What Sterman does well: he refuses the everything-is-connected slogan and tries to put a working tool in your hands within an hour. The “no such thing as a side effect” reframe is genuinely useful — once you hear it, you start noticing how often managers use the phrase as reputational cover. The prior authorization walkthrough is the cleanest version I’ve seen of how a balancing loop can spawn a reinforcing one and produce the opposite of the intended outcome, and the numbers are sharp enough to puncture any “but we’re saving money” defense.
What’s missing: any honest discussion of when systems thinking fails or gets misused. Causal diagrams can be drawn to justify almost any narrative if you choose your boundaries cleverly — and Sterman knows this, because he says in passing “always challenge the boundary of your model.” But he doesn’t dwell. The flight simulator demo is also a slightly stacked deck. The simulator wouldn’t let him cut scope at the critical moment, which is a design choice that pushes the demo toward the moral he wants. Real projects sometimes can cut scope, and the right move is often to do exactly that.
The Q&A is where you see the limits. Asked how simulation actually overturns entrenched mental models, Sterman essentially says “good question, no short answer, come to the course.” That’s honest, but it’s also the gap. The skill of running a group modelling session that changes minds is craft, not framework, and the framework alone won’t get you there.

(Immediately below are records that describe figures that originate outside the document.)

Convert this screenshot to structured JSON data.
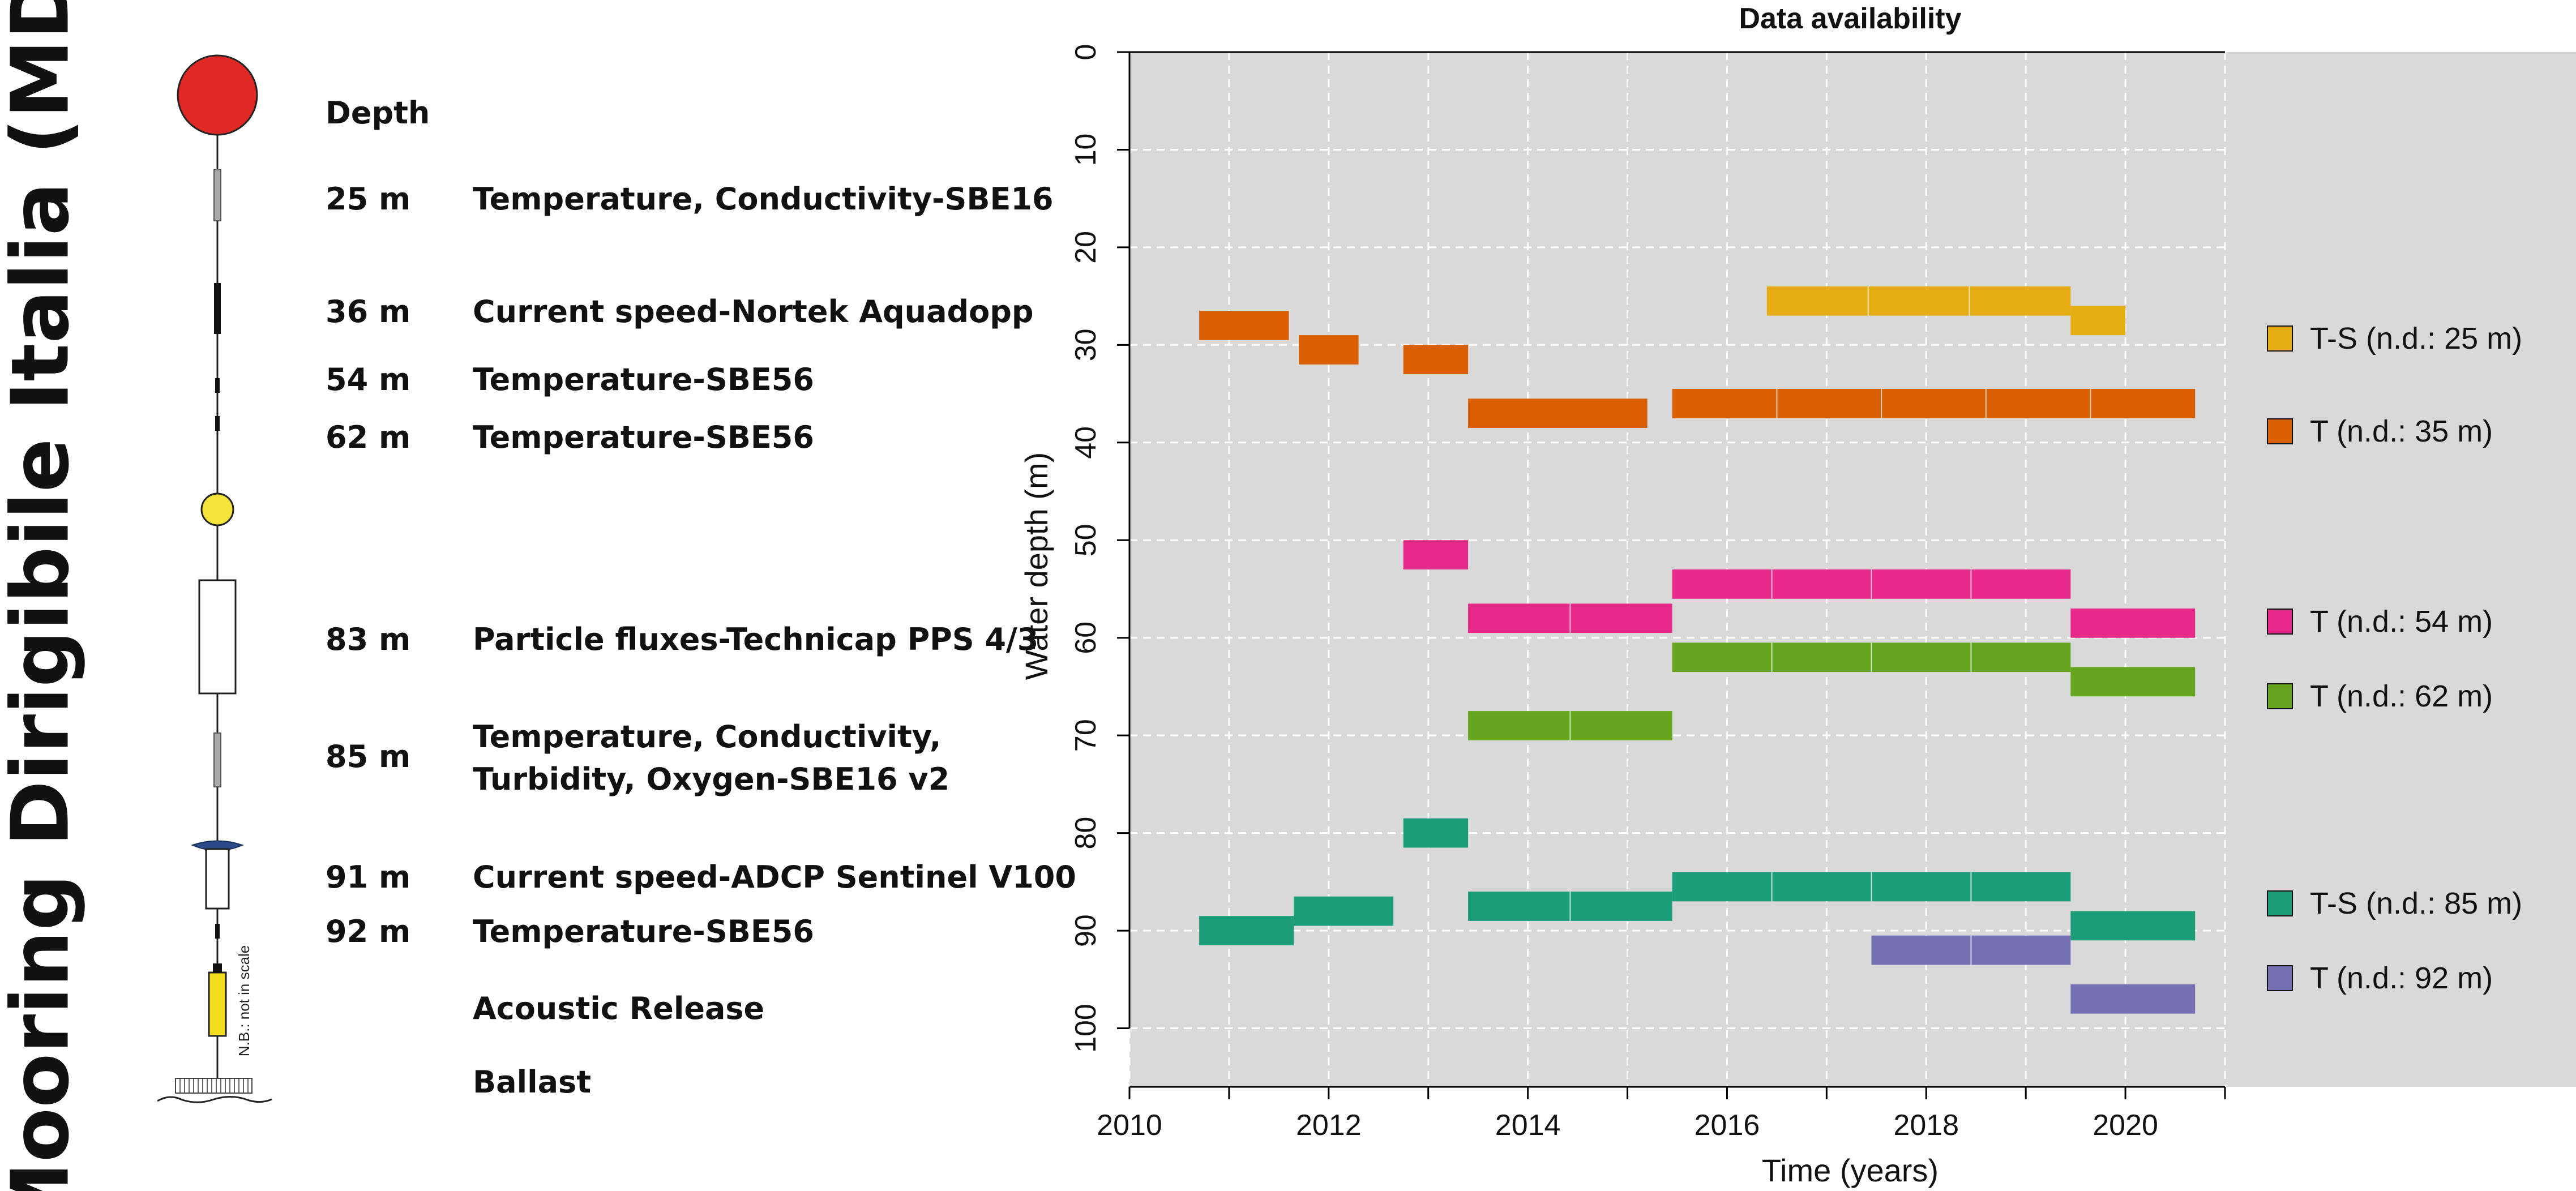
{
  "mooring": {
    "title": "Mooring Dirigibile Italia (MDI)",
    "depth_header": "Depth",
    "scale_note": "N.B.: not in scale",
    "colors": {
      "buoy_red": "#e02826",
      "buoy_yellow": "#f5e43a",
      "release": "#f2df1a",
      "collar": "#2a4a8a"
    },
    "instruments": [
      {
        "depth": "25 m",
        "label": "Temperature, Conductivity-SBE16"
      },
      {
        "depth": "36 m",
        "label": "Current speed-Nortek Aquadopp"
      },
      {
        "depth": "54 m",
        "label": "Temperature-SBE56"
      },
      {
        "depth": "62 m",
        "label": "Temperature-SBE56"
      },
      {
        "depth": "83 m",
        "label": "Particle fluxes-Technicap PPS 4/3"
      },
      {
        "depth": "85 m",
        "label_line1": "Temperature, Conductivity,",
        "label_line2": "Turbidity, Oxygen-SBE16 v2"
      },
      {
        "depth": "91 m",
        "label": "Current speed-ADCP Sentinel V100"
      },
      {
        "depth": "92 m",
        "label": "Temperature-SBE56"
      },
      {
        "label": "Acoustic Release"
      },
      {
        "label": "Ballast"
      }
    ]
  },
  "chart_data": {
    "type": "bar",
    "subtype": "timeline",
    "title": "Data availability",
    "xlabel": "Time (years)",
    "ylabel": "Water depth (m)",
    "xlim": [
      2010,
      2021
    ],
    "ylim": [
      0,
      106
    ],
    "y_inverted": true,
    "xticks": [
      2010,
      2012,
      2014,
      2016,
      2018,
      2020
    ],
    "yticks": [
      0,
      10,
      20,
      30,
      40,
      50,
      60,
      70,
      80,
      90,
      100
    ],
    "grid": true,
    "zero_line": 0,
    "bar_height_m": 3,
    "legend_position": "right",
    "series": [
      {
        "name": "T-S (n.d.: 25 m)",
        "color": "#e6ad12",
        "segments": [
          {
            "start": 2016.4,
            "end": 2019.45,
            "depth": 25.5
          },
          {
            "start": 2019.45,
            "end": 2020.0,
            "depth": 27.5
          }
        ]
      },
      {
        "name": "T (n.d.: 35 m)",
        "color": "#d95f02",
        "segments": [
          {
            "start": 2010.7,
            "end": 2011.6,
            "depth": 28
          },
          {
            "start": 2011.7,
            "end": 2012.3,
            "depth": 30.5
          },
          {
            "start": 2012.75,
            "end": 2013.4,
            "depth": 31.5
          },
          {
            "start": 2013.4,
            "end": 2015.2,
            "depth": 37
          },
          {
            "start": 2015.45,
            "end": 2020.7,
            "depth": 36
          }
        ]
      },
      {
        "name": "T (n.d.: 54 m)",
        "color": "#e7298a",
        "segments": [
          {
            "start": 2012.75,
            "end": 2013.4,
            "depth": 51.5
          },
          {
            "start": 2013.4,
            "end": 2015.45,
            "depth": 58
          },
          {
            "start": 2015.45,
            "end": 2019.45,
            "depth": 54.5
          },
          {
            "start": 2019.45,
            "end": 2020.7,
            "depth": 58.5
          }
        ]
      },
      {
        "name": "T (n.d.: 62 m)",
        "color": "#66a61e",
        "segments": [
          {
            "start": 2013.4,
            "end": 2015.45,
            "depth": 69
          },
          {
            "start": 2015.45,
            "end": 2019.45,
            "depth": 62
          },
          {
            "start": 2019.45,
            "end": 2020.7,
            "depth": 64.5
          }
        ]
      },
      {
        "name": "T-S (n.d.: 85 m)",
        "color": "#1b9e77",
        "segments": [
          {
            "start": 2010.7,
            "end": 2011.65,
            "depth": 90
          },
          {
            "start": 2011.65,
            "end": 2012.65,
            "depth": 88
          },
          {
            "start": 2012.75,
            "end": 2013.4,
            "depth": 80
          },
          {
            "start": 2013.4,
            "end": 2015.45,
            "depth": 87.5
          },
          {
            "start": 2015.45,
            "end": 2019.45,
            "depth": 85.5
          },
          {
            "start": 2019.45,
            "end": 2020.7,
            "depth": 89.5
          }
        ]
      },
      {
        "name": "T (n.d.: 92 m)",
        "color": "#7570b3",
        "segments": [
          {
            "start": 2017.45,
            "end": 2019.45,
            "depth": 92
          },
          {
            "start": 2019.45,
            "end": 2020.7,
            "depth": 97
          }
        ]
      }
    ]
  }
}
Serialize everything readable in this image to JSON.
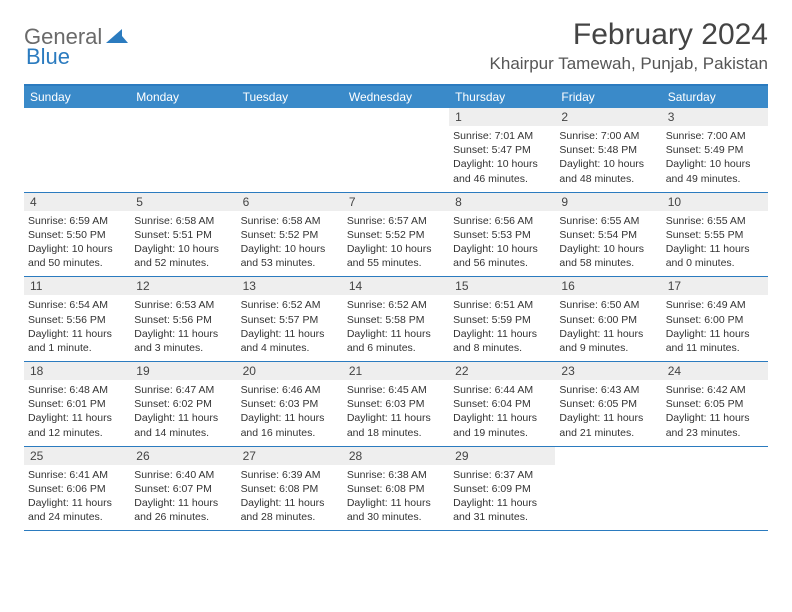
{
  "logo": {
    "part1": "General",
    "part2": "Blue"
  },
  "title": "February 2024",
  "location": "Khairpur Tamewah, Punjab, Pakistan",
  "colors": {
    "header_bg": "#3a8ac9",
    "border": "#2b7bbf",
    "daybar": "#eeeeee",
    "text": "#333333",
    "title": "#444444"
  },
  "weekdays": [
    "Sunday",
    "Monday",
    "Tuesday",
    "Wednesday",
    "Thursday",
    "Friday",
    "Saturday"
  ],
  "weeks": [
    [
      {
        "day": "",
        "sunrise": "",
        "sunset": "",
        "daylight": ""
      },
      {
        "day": "",
        "sunrise": "",
        "sunset": "",
        "daylight": ""
      },
      {
        "day": "",
        "sunrise": "",
        "sunset": "",
        "daylight": ""
      },
      {
        "day": "",
        "sunrise": "",
        "sunset": "",
        "daylight": ""
      },
      {
        "day": "1",
        "sunrise": "Sunrise: 7:01 AM",
        "sunset": "Sunset: 5:47 PM",
        "daylight": "Daylight: 10 hours and 46 minutes."
      },
      {
        "day": "2",
        "sunrise": "Sunrise: 7:00 AM",
        "sunset": "Sunset: 5:48 PM",
        "daylight": "Daylight: 10 hours and 48 minutes."
      },
      {
        "day": "3",
        "sunrise": "Sunrise: 7:00 AM",
        "sunset": "Sunset: 5:49 PM",
        "daylight": "Daylight: 10 hours and 49 minutes."
      }
    ],
    [
      {
        "day": "4",
        "sunrise": "Sunrise: 6:59 AM",
        "sunset": "Sunset: 5:50 PM",
        "daylight": "Daylight: 10 hours and 50 minutes."
      },
      {
        "day": "5",
        "sunrise": "Sunrise: 6:58 AM",
        "sunset": "Sunset: 5:51 PM",
        "daylight": "Daylight: 10 hours and 52 minutes."
      },
      {
        "day": "6",
        "sunrise": "Sunrise: 6:58 AM",
        "sunset": "Sunset: 5:52 PM",
        "daylight": "Daylight: 10 hours and 53 minutes."
      },
      {
        "day": "7",
        "sunrise": "Sunrise: 6:57 AM",
        "sunset": "Sunset: 5:52 PM",
        "daylight": "Daylight: 10 hours and 55 minutes."
      },
      {
        "day": "8",
        "sunrise": "Sunrise: 6:56 AM",
        "sunset": "Sunset: 5:53 PM",
        "daylight": "Daylight: 10 hours and 56 minutes."
      },
      {
        "day": "9",
        "sunrise": "Sunrise: 6:55 AM",
        "sunset": "Sunset: 5:54 PM",
        "daylight": "Daylight: 10 hours and 58 minutes."
      },
      {
        "day": "10",
        "sunrise": "Sunrise: 6:55 AM",
        "sunset": "Sunset: 5:55 PM",
        "daylight": "Daylight: 11 hours and 0 minutes."
      }
    ],
    [
      {
        "day": "11",
        "sunrise": "Sunrise: 6:54 AM",
        "sunset": "Sunset: 5:56 PM",
        "daylight": "Daylight: 11 hours and 1 minute."
      },
      {
        "day": "12",
        "sunrise": "Sunrise: 6:53 AM",
        "sunset": "Sunset: 5:56 PM",
        "daylight": "Daylight: 11 hours and 3 minutes."
      },
      {
        "day": "13",
        "sunrise": "Sunrise: 6:52 AM",
        "sunset": "Sunset: 5:57 PM",
        "daylight": "Daylight: 11 hours and 4 minutes."
      },
      {
        "day": "14",
        "sunrise": "Sunrise: 6:52 AM",
        "sunset": "Sunset: 5:58 PM",
        "daylight": "Daylight: 11 hours and 6 minutes."
      },
      {
        "day": "15",
        "sunrise": "Sunrise: 6:51 AM",
        "sunset": "Sunset: 5:59 PM",
        "daylight": "Daylight: 11 hours and 8 minutes."
      },
      {
        "day": "16",
        "sunrise": "Sunrise: 6:50 AM",
        "sunset": "Sunset: 6:00 PM",
        "daylight": "Daylight: 11 hours and 9 minutes."
      },
      {
        "day": "17",
        "sunrise": "Sunrise: 6:49 AM",
        "sunset": "Sunset: 6:00 PM",
        "daylight": "Daylight: 11 hours and 11 minutes."
      }
    ],
    [
      {
        "day": "18",
        "sunrise": "Sunrise: 6:48 AM",
        "sunset": "Sunset: 6:01 PM",
        "daylight": "Daylight: 11 hours and 12 minutes."
      },
      {
        "day": "19",
        "sunrise": "Sunrise: 6:47 AM",
        "sunset": "Sunset: 6:02 PM",
        "daylight": "Daylight: 11 hours and 14 minutes."
      },
      {
        "day": "20",
        "sunrise": "Sunrise: 6:46 AM",
        "sunset": "Sunset: 6:03 PM",
        "daylight": "Daylight: 11 hours and 16 minutes."
      },
      {
        "day": "21",
        "sunrise": "Sunrise: 6:45 AM",
        "sunset": "Sunset: 6:03 PM",
        "daylight": "Daylight: 11 hours and 18 minutes."
      },
      {
        "day": "22",
        "sunrise": "Sunrise: 6:44 AM",
        "sunset": "Sunset: 6:04 PM",
        "daylight": "Daylight: 11 hours and 19 minutes."
      },
      {
        "day": "23",
        "sunrise": "Sunrise: 6:43 AM",
        "sunset": "Sunset: 6:05 PM",
        "daylight": "Daylight: 11 hours and 21 minutes."
      },
      {
        "day": "24",
        "sunrise": "Sunrise: 6:42 AM",
        "sunset": "Sunset: 6:05 PM",
        "daylight": "Daylight: 11 hours and 23 minutes."
      }
    ],
    [
      {
        "day": "25",
        "sunrise": "Sunrise: 6:41 AM",
        "sunset": "Sunset: 6:06 PM",
        "daylight": "Daylight: 11 hours and 24 minutes."
      },
      {
        "day": "26",
        "sunrise": "Sunrise: 6:40 AM",
        "sunset": "Sunset: 6:07 PM",
        "daylight": "Daylight: 11 hours and 26 minutes."
      },
      {
        "day": "27",
        "sunrise": "Sunrise: 6:39 AM",
        "sunset": "Sunset: 6:08 PM",
        "daylight": "Daylight: 11 hours and 28 minutes."
      },
      {
        "day": "28",
        "sunrise": "Sunrise: 6:38 AM",
        "sunset": "Sunset: 6:08 PM",
        "daylight": "Daylight: 11 hours and 30 minutes."
      },
      {
        "day": "29",
        "sunrise": "Sunrise: 6:37 AM",
        "sunset": "Sunset: 6:09 PM",
        "daylight": "Daylight: 11 hours and 31 minutes."
      },
      {
        "day": "",
        "sunrise": "",
        "sunset": "",
        "daylight": ""
      },
      {
        "day": "",
        "sunrise": "",
        "sunset": "",
        "daylight": ""
      }
    ]
  ]
}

A 7. The conceptual scaffolding is real and worth keeping — policy resistance, the open-loop fantasy, “no such thing as a side effect,” and the waterline metaphor are durable mental furniture. The healthcare case is the clearest worked example you’ll see. The project-management demo is mostly theatre but theatre that lands. Knock a point because it’s an ad; another because it papers over the boundary-choice problem; bump it back up because Sterman is the real thing and even the watered-down public version is denser than most leadership content.
Further Reading
- John Sterman, Business Dynamics: Systems Thinking and Modeling for a Complex World — the textbook the talk is built on, and the field’s standard reference.
- Thomas More, Utopia (1516) — Sterman’s epigraph: “by applying a remedy to one sore, you provoke another.”
- George Box — the statistician behind “all models are wrong, some are useful.” Worth reading his original 1976 paper Science and Statistics.
- En-ROADS — the climate policy simulator Sterman mentions, developed with Climate Interactive. Publicly available and a good way to feel a flight simulator without paying tuition.
- Brooks’s Law (The Mythical Man-Month, Fred Brooks) — the dynamic the project-management demo is unwittingly illustrating: adding people to a late project makes it later.